Por Rafael Tomaz de Oliveira – (Diário de Classe – Conjur)
Dentre as diversas possibilidades teóricas disponíveis para o enfrentamento das questões jurídicas na contemporaneidade, o chamado pós-positivismo apresenta-se, certamente, com ares de protagonista. E não estou afirmando isso a partir de uma constatação quantitativa que permita apontar para um maior número de adeptos para esse filão da teoria do direito. O que sustenta a afirmação acerca do protagonismo de uma tal vertente teórica é o espaço por ela ocupado nos debates que mobilizam a teoria do direito no contexto atual. Mesmo entre aqueles que sustentem a impertinência teórica de um movimento pós-positivista, a questão aparece ventilada, ainda que na forma da negação. Daí que, mesmo sem ser unanimidade, o pós-positivismotem um quê de “bola da vez”.
O fato de se apresentar como tema da moda tem lá seus problemas.

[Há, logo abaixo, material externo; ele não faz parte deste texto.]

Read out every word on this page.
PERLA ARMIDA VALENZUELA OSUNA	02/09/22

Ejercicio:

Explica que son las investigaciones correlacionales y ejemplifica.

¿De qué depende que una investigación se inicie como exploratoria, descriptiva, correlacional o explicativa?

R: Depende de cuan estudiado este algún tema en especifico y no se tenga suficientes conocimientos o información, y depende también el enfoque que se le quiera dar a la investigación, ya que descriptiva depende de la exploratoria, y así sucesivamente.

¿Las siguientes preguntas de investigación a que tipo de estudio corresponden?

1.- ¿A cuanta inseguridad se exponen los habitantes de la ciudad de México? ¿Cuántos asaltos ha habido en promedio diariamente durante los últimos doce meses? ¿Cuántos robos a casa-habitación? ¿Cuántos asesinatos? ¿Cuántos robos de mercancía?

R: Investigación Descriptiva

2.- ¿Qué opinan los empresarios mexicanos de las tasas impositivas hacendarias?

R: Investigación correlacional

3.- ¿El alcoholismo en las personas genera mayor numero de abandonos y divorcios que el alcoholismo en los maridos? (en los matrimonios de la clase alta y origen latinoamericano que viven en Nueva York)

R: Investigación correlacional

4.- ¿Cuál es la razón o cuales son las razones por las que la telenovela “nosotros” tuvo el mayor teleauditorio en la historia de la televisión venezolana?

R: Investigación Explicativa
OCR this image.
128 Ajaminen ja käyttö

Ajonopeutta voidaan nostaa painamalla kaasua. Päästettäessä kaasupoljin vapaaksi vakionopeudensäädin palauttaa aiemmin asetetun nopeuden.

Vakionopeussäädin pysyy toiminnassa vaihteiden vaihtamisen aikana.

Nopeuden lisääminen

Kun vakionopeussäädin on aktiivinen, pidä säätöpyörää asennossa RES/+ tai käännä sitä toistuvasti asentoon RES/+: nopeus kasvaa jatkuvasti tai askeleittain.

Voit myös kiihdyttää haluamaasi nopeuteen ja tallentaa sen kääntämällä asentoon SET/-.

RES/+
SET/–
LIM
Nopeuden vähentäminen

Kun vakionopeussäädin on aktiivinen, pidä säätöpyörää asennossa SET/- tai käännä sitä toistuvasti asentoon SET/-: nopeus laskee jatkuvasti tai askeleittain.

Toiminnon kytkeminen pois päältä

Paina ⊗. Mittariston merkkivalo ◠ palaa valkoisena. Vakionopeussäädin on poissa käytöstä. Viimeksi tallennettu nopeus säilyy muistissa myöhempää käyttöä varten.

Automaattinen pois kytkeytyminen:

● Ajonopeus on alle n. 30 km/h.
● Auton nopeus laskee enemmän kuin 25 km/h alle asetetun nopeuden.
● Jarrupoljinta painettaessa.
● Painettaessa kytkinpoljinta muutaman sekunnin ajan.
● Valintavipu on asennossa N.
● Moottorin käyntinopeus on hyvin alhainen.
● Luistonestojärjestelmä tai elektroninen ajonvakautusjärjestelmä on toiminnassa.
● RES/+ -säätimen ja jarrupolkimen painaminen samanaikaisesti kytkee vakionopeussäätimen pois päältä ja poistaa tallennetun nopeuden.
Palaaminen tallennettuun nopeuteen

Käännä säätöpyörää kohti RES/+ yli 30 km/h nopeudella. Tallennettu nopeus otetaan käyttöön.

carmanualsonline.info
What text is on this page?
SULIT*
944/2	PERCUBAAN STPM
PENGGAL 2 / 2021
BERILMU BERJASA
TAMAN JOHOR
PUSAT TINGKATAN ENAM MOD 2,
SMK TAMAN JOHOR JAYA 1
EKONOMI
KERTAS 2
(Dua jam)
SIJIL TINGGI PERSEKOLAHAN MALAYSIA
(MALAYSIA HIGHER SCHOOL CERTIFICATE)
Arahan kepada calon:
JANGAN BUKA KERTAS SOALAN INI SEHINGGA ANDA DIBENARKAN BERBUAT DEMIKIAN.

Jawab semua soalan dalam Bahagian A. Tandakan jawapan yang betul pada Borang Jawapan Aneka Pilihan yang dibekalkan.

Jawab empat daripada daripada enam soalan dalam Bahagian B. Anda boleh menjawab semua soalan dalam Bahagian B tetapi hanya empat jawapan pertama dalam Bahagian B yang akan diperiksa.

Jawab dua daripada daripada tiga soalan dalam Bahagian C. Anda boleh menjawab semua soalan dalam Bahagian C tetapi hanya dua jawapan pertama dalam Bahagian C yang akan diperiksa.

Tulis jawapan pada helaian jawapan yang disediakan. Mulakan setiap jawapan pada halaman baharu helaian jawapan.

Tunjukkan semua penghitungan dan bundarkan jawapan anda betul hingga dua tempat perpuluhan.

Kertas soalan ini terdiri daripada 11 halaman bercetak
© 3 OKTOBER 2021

O mais grave, certamente, diz respeito à banalização terminológica: o uso em excesso do termo promove uma tal elasticidade em seu campo semântico de significações que, ao final, qualquer postura teórica que se apresente de forma crítica com relação ao positivismo, acaba sendo chamada de pós-positivista. Há uma necessidade premente de se realizar uma limpeza na poluição semântica que cerca esta expressão.
Principiemos, então, por dizer que o pós-positivismo não representa uma proposta teórica que simplesmente critique o positivismo ou algumas de suas teses. Na verdade, o pós-positivismo ataca o cerne da questão, procurando operar com um conceito de direito que não é o conceito de direito que prevalece entre os teóricos do positivismo jurídico. E também não se aproxima do conceito de direito pregado pelos jusnaturalistas. No caso do pós-positivismo, estamos mesmo diante de uma terceira via.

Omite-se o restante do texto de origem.